A new study has uncovered how the commonly used local anesthetic drug, lidocaine, activates bitter taste receptors to exert an anti-cancer effect in head and neck cancers. Given its low cost and ready availability, the drug could easily be incorporated into the treatment of patients with this challenging form of cancer.
Researchers at the University of Pennsylvania School of Medicine have discovered that lidocaine targets a specific receptor, known as T2R14, which is highly expressed in head and neck squamous cell carcinomas (HNSCCs). These cancers have a high mortality rate and can cause significant treatment-related morbidity.
Bitter taste receptors, including T2R14, are involved in various biological processes, such as innate immunity and thyroid function. Previous studies have shown that T2Rs trigger apoptosis or programmed cell death in oral and throat cancers. Additionally, increased expression of T2Rs has been associated with improved survival outcomes in patients with HNSCCs.

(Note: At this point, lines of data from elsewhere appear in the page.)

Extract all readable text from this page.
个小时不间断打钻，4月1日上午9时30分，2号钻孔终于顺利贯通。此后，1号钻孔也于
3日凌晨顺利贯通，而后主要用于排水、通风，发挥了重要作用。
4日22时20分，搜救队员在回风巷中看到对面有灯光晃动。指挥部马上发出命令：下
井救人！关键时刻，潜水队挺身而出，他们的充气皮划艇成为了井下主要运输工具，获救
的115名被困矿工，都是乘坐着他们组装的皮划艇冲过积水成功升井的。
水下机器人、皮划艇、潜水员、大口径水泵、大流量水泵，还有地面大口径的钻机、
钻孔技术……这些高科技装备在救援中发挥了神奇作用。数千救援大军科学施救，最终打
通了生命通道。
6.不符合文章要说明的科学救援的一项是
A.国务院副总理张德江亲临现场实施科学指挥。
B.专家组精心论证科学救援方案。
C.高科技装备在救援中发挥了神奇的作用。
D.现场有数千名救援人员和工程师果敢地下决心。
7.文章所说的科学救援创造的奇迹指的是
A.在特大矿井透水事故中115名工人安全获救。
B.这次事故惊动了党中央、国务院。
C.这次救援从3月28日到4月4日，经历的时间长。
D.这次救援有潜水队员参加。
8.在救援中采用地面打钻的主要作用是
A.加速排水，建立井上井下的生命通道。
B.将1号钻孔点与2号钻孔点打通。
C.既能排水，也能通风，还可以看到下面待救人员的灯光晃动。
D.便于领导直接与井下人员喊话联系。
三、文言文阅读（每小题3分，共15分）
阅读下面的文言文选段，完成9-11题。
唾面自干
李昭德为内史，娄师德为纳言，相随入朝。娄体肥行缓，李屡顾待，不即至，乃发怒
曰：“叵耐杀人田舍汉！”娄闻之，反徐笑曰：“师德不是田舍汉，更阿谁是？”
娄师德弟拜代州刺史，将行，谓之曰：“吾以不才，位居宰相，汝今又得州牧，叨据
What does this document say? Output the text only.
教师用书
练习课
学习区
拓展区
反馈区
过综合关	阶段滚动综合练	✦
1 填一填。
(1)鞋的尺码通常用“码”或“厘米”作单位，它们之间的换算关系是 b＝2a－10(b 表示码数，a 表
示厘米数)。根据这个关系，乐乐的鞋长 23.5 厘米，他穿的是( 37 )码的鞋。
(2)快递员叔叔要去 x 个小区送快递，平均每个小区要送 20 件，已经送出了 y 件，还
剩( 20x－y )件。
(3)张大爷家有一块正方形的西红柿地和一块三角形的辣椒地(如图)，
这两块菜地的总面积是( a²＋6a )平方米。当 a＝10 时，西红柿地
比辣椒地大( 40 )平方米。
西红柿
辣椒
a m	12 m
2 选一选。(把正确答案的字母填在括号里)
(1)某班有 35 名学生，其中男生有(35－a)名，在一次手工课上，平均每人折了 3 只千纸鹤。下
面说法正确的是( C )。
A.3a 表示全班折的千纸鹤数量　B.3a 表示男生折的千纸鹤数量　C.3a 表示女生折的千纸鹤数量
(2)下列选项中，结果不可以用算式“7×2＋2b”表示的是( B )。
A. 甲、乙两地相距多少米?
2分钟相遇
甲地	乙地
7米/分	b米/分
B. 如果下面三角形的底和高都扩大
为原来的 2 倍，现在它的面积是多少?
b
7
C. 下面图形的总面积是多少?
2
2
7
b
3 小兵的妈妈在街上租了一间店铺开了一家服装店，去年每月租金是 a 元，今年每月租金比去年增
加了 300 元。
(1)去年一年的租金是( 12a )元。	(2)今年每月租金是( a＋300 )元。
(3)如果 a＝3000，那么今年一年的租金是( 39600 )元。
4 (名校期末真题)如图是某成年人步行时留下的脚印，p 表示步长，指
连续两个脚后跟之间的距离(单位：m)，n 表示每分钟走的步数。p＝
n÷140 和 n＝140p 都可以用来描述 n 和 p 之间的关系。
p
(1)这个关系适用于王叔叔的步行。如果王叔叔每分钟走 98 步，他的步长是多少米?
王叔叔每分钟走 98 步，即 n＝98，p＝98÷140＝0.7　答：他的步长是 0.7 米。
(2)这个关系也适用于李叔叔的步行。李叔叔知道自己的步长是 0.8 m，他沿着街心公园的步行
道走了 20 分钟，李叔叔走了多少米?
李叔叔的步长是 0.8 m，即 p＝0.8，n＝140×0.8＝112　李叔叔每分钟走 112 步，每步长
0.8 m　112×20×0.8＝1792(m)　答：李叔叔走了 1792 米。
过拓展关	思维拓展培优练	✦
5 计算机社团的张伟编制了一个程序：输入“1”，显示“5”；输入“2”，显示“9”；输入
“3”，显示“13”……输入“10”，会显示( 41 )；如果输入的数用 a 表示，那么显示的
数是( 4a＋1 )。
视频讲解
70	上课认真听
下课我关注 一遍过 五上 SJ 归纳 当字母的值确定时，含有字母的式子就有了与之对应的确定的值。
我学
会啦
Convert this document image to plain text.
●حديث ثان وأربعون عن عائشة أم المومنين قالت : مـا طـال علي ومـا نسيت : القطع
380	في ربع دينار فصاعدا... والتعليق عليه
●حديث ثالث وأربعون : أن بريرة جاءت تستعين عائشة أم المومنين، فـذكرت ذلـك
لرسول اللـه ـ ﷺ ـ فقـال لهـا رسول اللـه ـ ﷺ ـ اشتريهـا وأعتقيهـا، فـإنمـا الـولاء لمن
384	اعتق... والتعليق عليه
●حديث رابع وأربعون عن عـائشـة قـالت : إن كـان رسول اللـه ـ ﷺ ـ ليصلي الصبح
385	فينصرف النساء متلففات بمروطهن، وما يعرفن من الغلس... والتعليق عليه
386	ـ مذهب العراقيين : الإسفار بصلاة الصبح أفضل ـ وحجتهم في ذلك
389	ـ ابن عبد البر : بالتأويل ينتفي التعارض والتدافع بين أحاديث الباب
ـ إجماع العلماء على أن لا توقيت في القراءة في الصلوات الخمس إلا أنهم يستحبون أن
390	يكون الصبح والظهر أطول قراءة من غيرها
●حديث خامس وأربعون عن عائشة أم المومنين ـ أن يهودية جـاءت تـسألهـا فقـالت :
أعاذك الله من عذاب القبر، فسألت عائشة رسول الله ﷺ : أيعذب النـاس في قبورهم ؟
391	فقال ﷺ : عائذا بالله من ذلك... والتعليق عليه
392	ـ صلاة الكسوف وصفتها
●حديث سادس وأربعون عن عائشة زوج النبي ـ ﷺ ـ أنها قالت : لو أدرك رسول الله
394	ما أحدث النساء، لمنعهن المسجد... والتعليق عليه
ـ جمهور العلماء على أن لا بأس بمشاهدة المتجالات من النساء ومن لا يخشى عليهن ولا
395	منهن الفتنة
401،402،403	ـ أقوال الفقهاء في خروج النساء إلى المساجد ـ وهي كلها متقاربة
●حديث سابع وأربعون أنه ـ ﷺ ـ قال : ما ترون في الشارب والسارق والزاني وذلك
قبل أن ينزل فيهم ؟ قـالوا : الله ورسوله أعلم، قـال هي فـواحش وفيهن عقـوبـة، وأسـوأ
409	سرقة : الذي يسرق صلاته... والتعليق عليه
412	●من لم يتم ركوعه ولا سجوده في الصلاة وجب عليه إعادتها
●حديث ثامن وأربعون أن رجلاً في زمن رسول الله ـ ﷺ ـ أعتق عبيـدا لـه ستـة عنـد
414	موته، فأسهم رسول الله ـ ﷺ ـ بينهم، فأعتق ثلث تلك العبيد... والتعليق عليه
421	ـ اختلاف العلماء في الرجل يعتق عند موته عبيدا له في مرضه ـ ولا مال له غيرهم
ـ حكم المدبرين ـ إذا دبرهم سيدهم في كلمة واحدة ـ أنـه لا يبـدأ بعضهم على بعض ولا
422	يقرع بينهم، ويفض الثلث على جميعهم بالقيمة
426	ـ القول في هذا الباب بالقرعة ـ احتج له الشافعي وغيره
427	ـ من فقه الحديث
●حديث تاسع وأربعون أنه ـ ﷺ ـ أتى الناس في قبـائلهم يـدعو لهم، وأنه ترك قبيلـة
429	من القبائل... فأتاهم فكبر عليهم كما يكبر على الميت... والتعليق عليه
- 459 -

The researchers found that lidocaine activates the T2R14 receptor in HNSCCs, leading to apoptosis of the cancer cells. This activation causes mitochondrial calcium overload and disrupts the mitochondrial membrane, significantly reducing the viability of HNSCC cells. Lidocaine also triggers the production of reactive oxygen species (ROS), indicating mitochondrial dysfunction and cellular stress.
Furthermore, the study suggests that lidocaine inhibits proteasomal degradation—a process that eliminates damaged or obsolete proteins from cells. When proteasomal activity is inhibited, proteins accumulate and can induce apoptosis. Lidocaine-induced proteasome inhibition was reversed when either ROS generation or T2R14 signaling was inhibited, indicating that proteasome inhibition resulted from T2R stimulation, mitochondrial dysfunction, and ROS.
One advantage of using lidocaine as a potential treatment for HNSCCs is that the affected sites are easily accessible, allowing for the implementation of the drug as an injectable or topical anticancer treatment.
The research also revealed that T2R14 is particularly elevated in HNSCCs associated with human papillomavirus (HPV), which is now the dominant form of HNSCC. Therefore, a clinical trial is planned to test the addition of lidocaine to standard care for HPV-associated HNSCCs.
While the researchers clarify that lidocaine cannot cure cancer, they are optimistic about its potential to improve treatment options for patients with head and neck cancer. Lidocaine’s safety, widespread availability, and low cost make it a promising candidate for further exploration in the field of cancer treatment.
The findings open up possibilities for the repurposing of other drugs that activate T2R14, which could offer additional opportunities for targeting this receptor safely.
As research continues in this area, the medical community eagerly awaits the outcomes of ongoing clinical trials involving lidocaine and its potential to transform the treatment landscape for head and neck cancers.